Vous rejoignez le point de vue de nombreux cliniciens français, souvent psychanalystes, opposés aux médicaments, au DSM… et à vous !
Dans mon esprit, il n’y a aucune contradiction. Ma cible, c’est toujours l’objectivation des théories dans le champ psy : on crée des artefacts à base de théorie, et ensuite on oublie qu’il s’agit d’artefacts. Par exemple, on fabrique de nouvelles formes pathologiques qu’on prend pour argent comptant alors qu’il s’agit de constructions (de « co-constructions », comme je les appelle, car les patients y collaborent en se conformant aux attentes des thérapeutes ou des médecins). De ce point de vue, la psychanalyse et la psychiatrie biologique sont logées à la même enseigne. Voyez comment la psychanalyse, historiquement, a « psychopathologisé » la vie quotidienne en étendant son approche à des problèmes qui ne relevaient pas, jusque-là, d’un traitement de type médical : rêves diurnes et nocturnes, lapsus, actes manqués, mais aussi deuils, échecs, événements traumatiques, relations conjugales, difficultés professionnelles, conflits familiaux, troubles de la conduite. Lorsque l’industrie pharmaceutique, par l’intermédiaire de la psychiatrie biologique, transforme la timidité en phobie sociale ou la turbulence enfantine en trouble de l’attention avec hyperactivité, elle ne fait que s’engouffrer, avec ses propres solutions médicamenteuses, dans une brèche déjà largement ouverte par la psychanalyse et les différentes formes de psychothérapie qui en sont issues. L’approche psychodynamique et l’approche biomédicale sont certes différentes, mais elles ont ceci en commun qu’elles s’aveuglent au fait que dans le domaine psy, c’est souvent le traitement lui-même qui crée, ou du moins façonne, co-produit le problème. Quand on vous dit qu’il faut traiter la dépression avec des ISRS, on ne voit pas que le trouble émerge de concert avec le traitement proposé, exactement comme la névrose de transfert est un produit du dispositif psychanalytique.

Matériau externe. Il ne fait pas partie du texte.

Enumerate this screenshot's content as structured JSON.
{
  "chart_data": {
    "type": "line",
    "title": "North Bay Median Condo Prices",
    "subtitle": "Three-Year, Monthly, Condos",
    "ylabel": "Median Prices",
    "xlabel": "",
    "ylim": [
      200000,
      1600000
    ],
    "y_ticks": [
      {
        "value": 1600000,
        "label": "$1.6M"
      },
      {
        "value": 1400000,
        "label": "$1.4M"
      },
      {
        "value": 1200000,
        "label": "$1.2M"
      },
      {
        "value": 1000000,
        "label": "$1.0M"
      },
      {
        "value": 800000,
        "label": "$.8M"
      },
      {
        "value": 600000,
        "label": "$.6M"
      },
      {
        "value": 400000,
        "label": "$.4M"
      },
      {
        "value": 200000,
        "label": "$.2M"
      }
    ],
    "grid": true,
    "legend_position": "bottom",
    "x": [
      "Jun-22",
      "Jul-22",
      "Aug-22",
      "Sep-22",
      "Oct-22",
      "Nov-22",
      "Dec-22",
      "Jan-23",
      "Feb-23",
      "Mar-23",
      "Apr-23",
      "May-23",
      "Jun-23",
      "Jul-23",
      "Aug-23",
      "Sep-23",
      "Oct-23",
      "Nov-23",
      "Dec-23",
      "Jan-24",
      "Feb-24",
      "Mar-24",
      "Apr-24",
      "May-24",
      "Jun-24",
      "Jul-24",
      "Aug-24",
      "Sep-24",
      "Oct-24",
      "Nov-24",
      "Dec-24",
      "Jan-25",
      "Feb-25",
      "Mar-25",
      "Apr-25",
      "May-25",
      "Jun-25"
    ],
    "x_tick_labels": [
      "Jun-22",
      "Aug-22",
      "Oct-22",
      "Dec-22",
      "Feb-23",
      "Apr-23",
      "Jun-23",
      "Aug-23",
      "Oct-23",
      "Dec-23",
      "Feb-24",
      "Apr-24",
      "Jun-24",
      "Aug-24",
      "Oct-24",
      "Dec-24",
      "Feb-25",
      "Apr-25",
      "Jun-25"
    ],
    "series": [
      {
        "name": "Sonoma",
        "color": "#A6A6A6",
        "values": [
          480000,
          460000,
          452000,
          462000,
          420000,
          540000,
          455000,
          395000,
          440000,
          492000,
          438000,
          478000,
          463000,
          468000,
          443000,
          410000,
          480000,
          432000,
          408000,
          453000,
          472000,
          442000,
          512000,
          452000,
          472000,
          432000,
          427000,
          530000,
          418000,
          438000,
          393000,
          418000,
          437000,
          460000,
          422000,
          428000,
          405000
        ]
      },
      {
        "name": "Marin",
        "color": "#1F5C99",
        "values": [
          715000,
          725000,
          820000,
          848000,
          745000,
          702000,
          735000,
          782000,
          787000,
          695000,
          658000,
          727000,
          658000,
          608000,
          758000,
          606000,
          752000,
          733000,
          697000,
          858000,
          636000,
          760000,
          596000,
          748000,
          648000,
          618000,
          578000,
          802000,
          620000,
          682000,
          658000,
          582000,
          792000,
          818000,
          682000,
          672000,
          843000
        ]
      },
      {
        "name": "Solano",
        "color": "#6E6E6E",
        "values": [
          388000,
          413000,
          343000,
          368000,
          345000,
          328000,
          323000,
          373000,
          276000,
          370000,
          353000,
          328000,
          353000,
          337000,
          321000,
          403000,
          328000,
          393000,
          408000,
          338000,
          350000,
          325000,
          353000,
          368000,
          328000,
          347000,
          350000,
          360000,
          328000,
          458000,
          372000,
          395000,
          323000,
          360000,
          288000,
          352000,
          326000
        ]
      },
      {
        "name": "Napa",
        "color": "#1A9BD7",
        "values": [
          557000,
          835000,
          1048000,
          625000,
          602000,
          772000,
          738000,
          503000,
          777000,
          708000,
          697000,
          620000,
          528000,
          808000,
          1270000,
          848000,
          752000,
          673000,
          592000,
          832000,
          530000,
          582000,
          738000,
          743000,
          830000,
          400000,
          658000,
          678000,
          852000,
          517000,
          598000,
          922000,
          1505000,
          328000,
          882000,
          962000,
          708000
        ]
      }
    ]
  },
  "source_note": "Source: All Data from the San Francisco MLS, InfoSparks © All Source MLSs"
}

Vous êtes malgré tout d’accord avec les psychanalystes qui crient au complot néolibéral ?
Il y a un complot, c’est clair ! Il ne prend pas la forme d’une bande de gangsters se réunissant autour d’une table dans une cave à New York, mais c’est un complot au sens où des forces immenses, de véritables empires industriels et financiers conspirent pour engager la médecine et la psychiatrie dans une certaine direction.
C’est plutôt une stratégie marketing qu’un complot ?
C’est ça. Il s’agit de stratégies aussi anonymes que ces sociétés cotées en Bourse que sont les compagnies pharmaceutiques. La raison d’être des labos n’est pas la santé publique mais l’optimisation des profits des actionnaires, et ces gens font leur travail, tout simplement. Et ils le font de façon extraordinairement efficace, proprement irrésistible. Voyez comment la psychiatrie biologique promue par l’industrie pharmaceutique a partout balayé la psychanalyse, même si celle-ci résiste encore un peu dans ce petit village gaulois qu’est la France. Fondamentalement, la psychanalyse fait la même chose que la psychiatrie biologique, mais à un niveau artisanal. Comparés aux marketeurs de l’industrie, les psychanalystes sont de petites mains. C’est d’ailleurs pourquoi la critique de Freud et de la psychanalyse est si facile : il suffit de montrer que la théorie est mal fondée, que les bases cliniques n’existent pas… Mais critiquer l’industrie pharmaceutique, c’est une autre paire de manches ! Vous vous attaquez à d’énormes intérêts industriels, économiques, politiques.
Vous mentionnez à la fin de votre documentaire que les représentants de cette industrie n’ont pas voulu vous rencontrer. Quelle raison ont-ils donnée ?
Aucune. Ils n’ont pas besoin d’en donner. Dans la plupart des cas, ils ne répondent même pas.
Pour qu’ils répondent, il faut un procès ?
Absolument. C’est ce que dit l’un des intervenants du film, John Abramson : les données des essais cliniques financés par les laboratoires sont tenues aussi secrètes que la formule du Coca-Cola et la seule façon d’accéder à l’information est de les traîner devant les tribunaux. Naguère, les psychanalystes invoquaient le secret médical pour empêcher qu’on sache ce qui s’est passé dans le cabinet de Freud. Les laboratoires pharmaceutiques, eux, brandissent le secret industriel et ils ont des armées d’avocats pour le défendre.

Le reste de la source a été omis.